Bernard Madoff once had billions of dollars, but now he makes $40 a month doing menial prison labor.
"I used to work as a clerk in the commissary, and now they have me taking care of the telephone and the computer systems," said Madoff, speaking by phone from a federal prison in North Carolina. His prison phone account didn't have any money in it, so he had to call CNNMoney collect.
As far as the computers and phones go, Madoff said he has to "make sure they're working and they're kept clean," but he emphasizes that this requires no technical skill whatsoever.
Certainly his surroundings in a medium-security prison are a lot less comfortable.
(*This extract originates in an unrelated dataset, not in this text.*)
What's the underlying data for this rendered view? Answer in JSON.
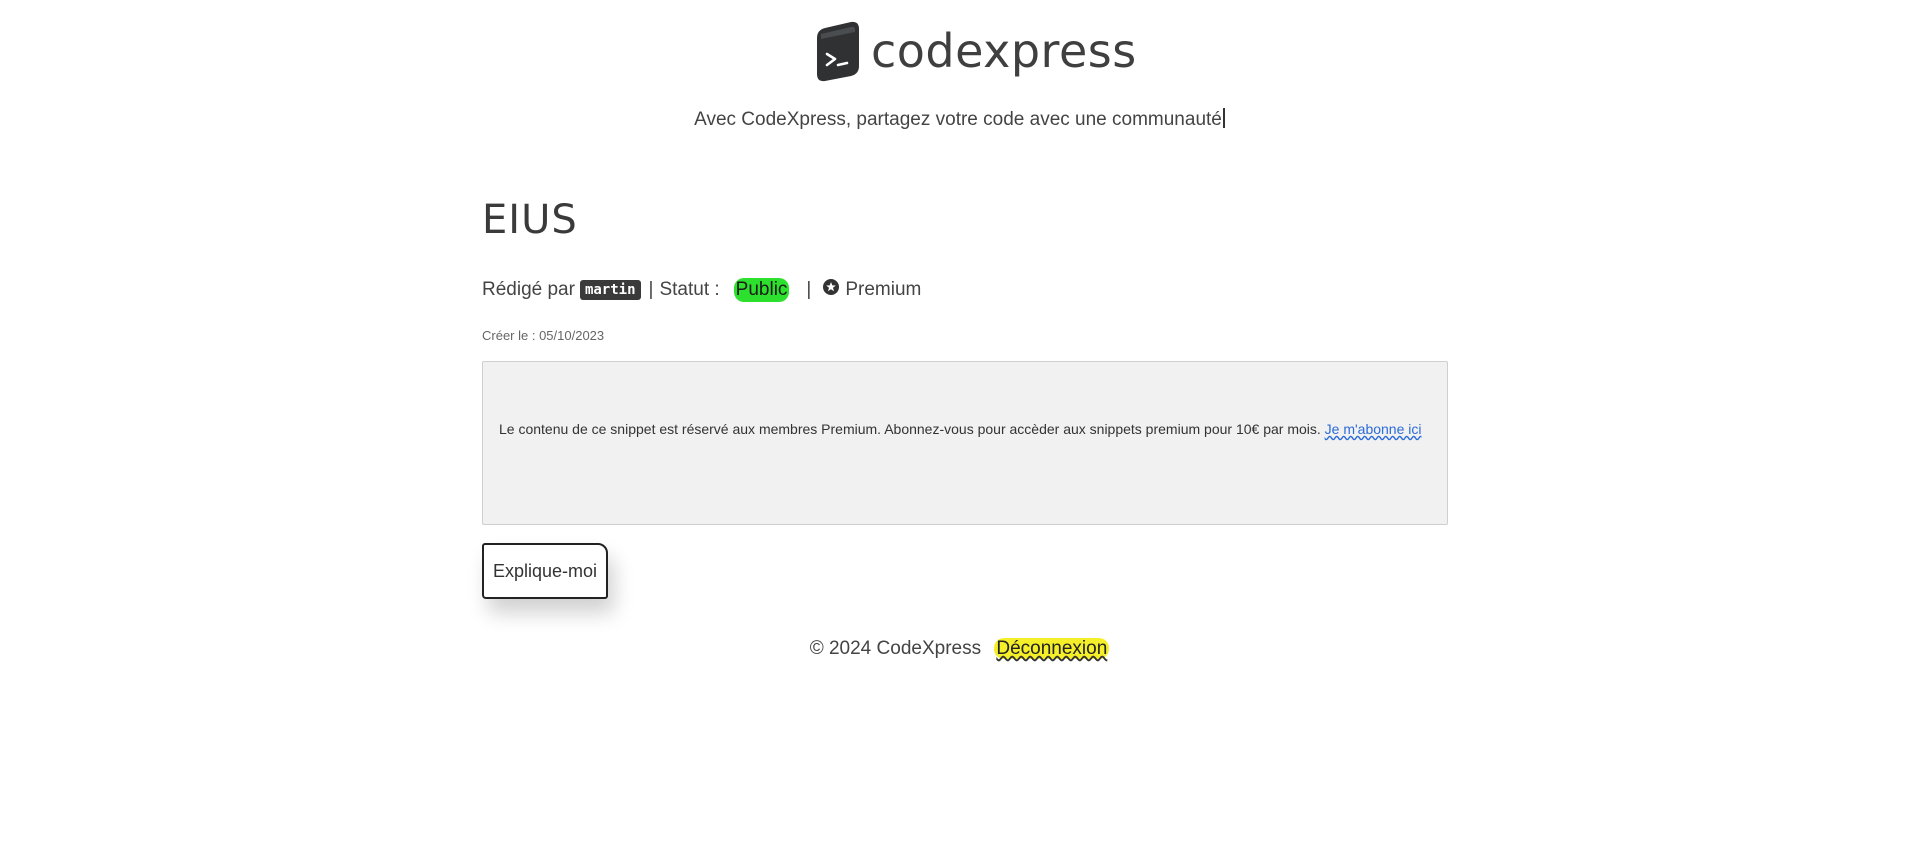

When his massive Ponzi scheme unraveled in 2008, Madoff had to give up his $7 million Manhattan penthouse, a beach house in Montauk, N.Y, his homes in Florida, and France, as well as a yacht named "The Bull."
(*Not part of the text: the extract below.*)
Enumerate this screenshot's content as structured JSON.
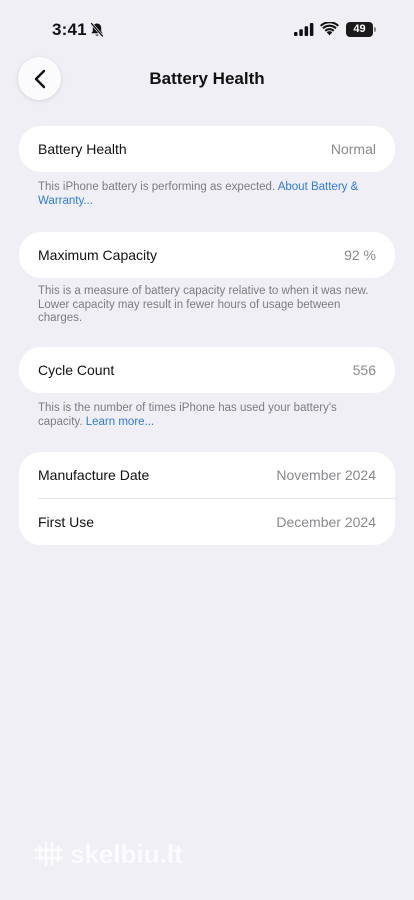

Madoff took great pains to insulate his family from his financial wrongdoings, but it didn't work.
Madoff said that his deception began after the Black Monday crash of 1987, a massive stock market sell-off from which he never truly recovered. He said that's when he turned his investors into victims, but he insists that his crime was never supposed to go on for so long.
"It was certainly never my intention for this to happen," said Madoff. "I thought I could work myself out of a temporary situation but it kept getting worse and worse and I didn't have the courage to admit what I had done. It created a major problem."
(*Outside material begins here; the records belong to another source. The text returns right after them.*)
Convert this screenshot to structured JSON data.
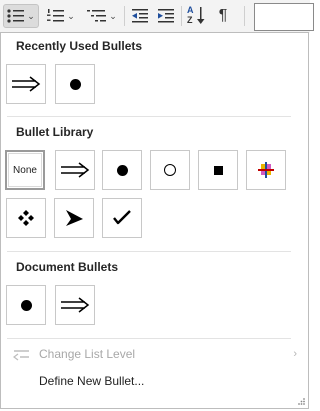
{
  "ribbon": {
    "buttons": [
      {
        "name": "bullets-button",
        "icon": "bullets-icon",
        "active": true
      },
      {
        "name": "numbering-button",
        "icon": "numbering-icon",
        "active": false
      },
      {
        "name": "multilevel-list-button",
        "icon": "multilevel-list-icon",
        "active": false
      },
      {
        "name": "decrease-indent-button",
        "icon": "decrease-indent-icon",
        "active": false
      },
      {
        "name": "increase-indent-button",
        "icon": "increase-indent-icon",
        "active": false
      },
      {
        "name": "sort-button",
        "icon": "sort-icon",
        "active": false
      },
      {
        "name": "show-formatting-marks-button",
        "icon": "pilcrow-icon",
        "active": false
      }
    ],
    "sort_label": "A",
    "sort_label2": "Z",
    "pilcrow": "¶"
  },
  "bullets_menu": {
    "recently_used": {
      "title": "Recently Used Bullets",
      "items": [
        {
          "name": "bullet-double-arrow",
          "icon": "double-arrow-icon"
        },
        {
          "name": "bullet-filled-circle",
          "icon": "filled-circle-icon"
        }
      ]
    },
    "library": {
      "title": "Bullet Library",
      "none_label": "None",
      "items": [
        {
          "name": "bullet-none",
          "icon": "none",
          "selected": true
        },
        {
          "name": "bullet-double-arrow",
          "icon": "double-arrow-icon"
        },
        {
          "name": "bullet-filled-circle",
          "icon": "filled-circle-icon"
        },
        {
          "name": "bullet-hollow-circle",
          "icon": "hollow-circle-icon"
        },
        {
          "name": "bullet-filled-square",
          "icon": "filled-square-icon"
        },
        {
          "name": "bullet-four-color-cross",
          "icon": "four-color-cross-icon"
        },
        {
          "name": "bullet-four-diamonds",
          "icon": "four-diamonds-icon"
        },
        {
          "name": "bullet-arrowhead",
          "icon": "arrowhead-icon"
        },
        {
          "name": "bullet-check-mark",
          "icon": "check-mark-icon"
        }
      ]
    },
    "document_bullets": {
      "title": "Document Bullets",
      "items": [
        {
          "name": "bullet-filled-circle",
          "icon": "filled-circle-icon"
        },
        {
          "name": "bullet-double-arrow",
          "icon": "double-arrow-icon"
        }
      ]
    },
    "change_list_level": {
      "label": "Change List Level",
      "enabled": false,
      "submenu_arrow": "›"
    },
    "define_new_bullet": {
      "label": "Define New Bullet..."
    }
  },
  "colors": {
    "ribbon_bg": "#f3f3f3",
    "active_button_bg": "#dcdcdc",
    "menu_border": "#bdbdbd",
    "disabled_text": "#a8a8a8",
    "cross_colors": [
      "#c00000",
      "#1f4e9c",
      "#e8b500",
      "#d15ac2"
    ]
  }
}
Worked for Madoff, can't find a job
Many victims of Madoff's "problem" had hoped he would suffer in prison. But Mike De Vita, a Madoff victim who co-authored "The Club that No One Wanted to Join," observed that "life for him is kind of good in some ways."
De Vita doesn't believe that Madoff feels any true remorse for the damage he caused to others, even to his own family. He dismissed Madoff's remorse as "words, and words alone."
"How could a father bring his own two sons into a business that he knows is nothing more than a massive criminal enterprise?" De Vita asked. "If he has that little consideration for his own family, how much consideration do you think he has for us?"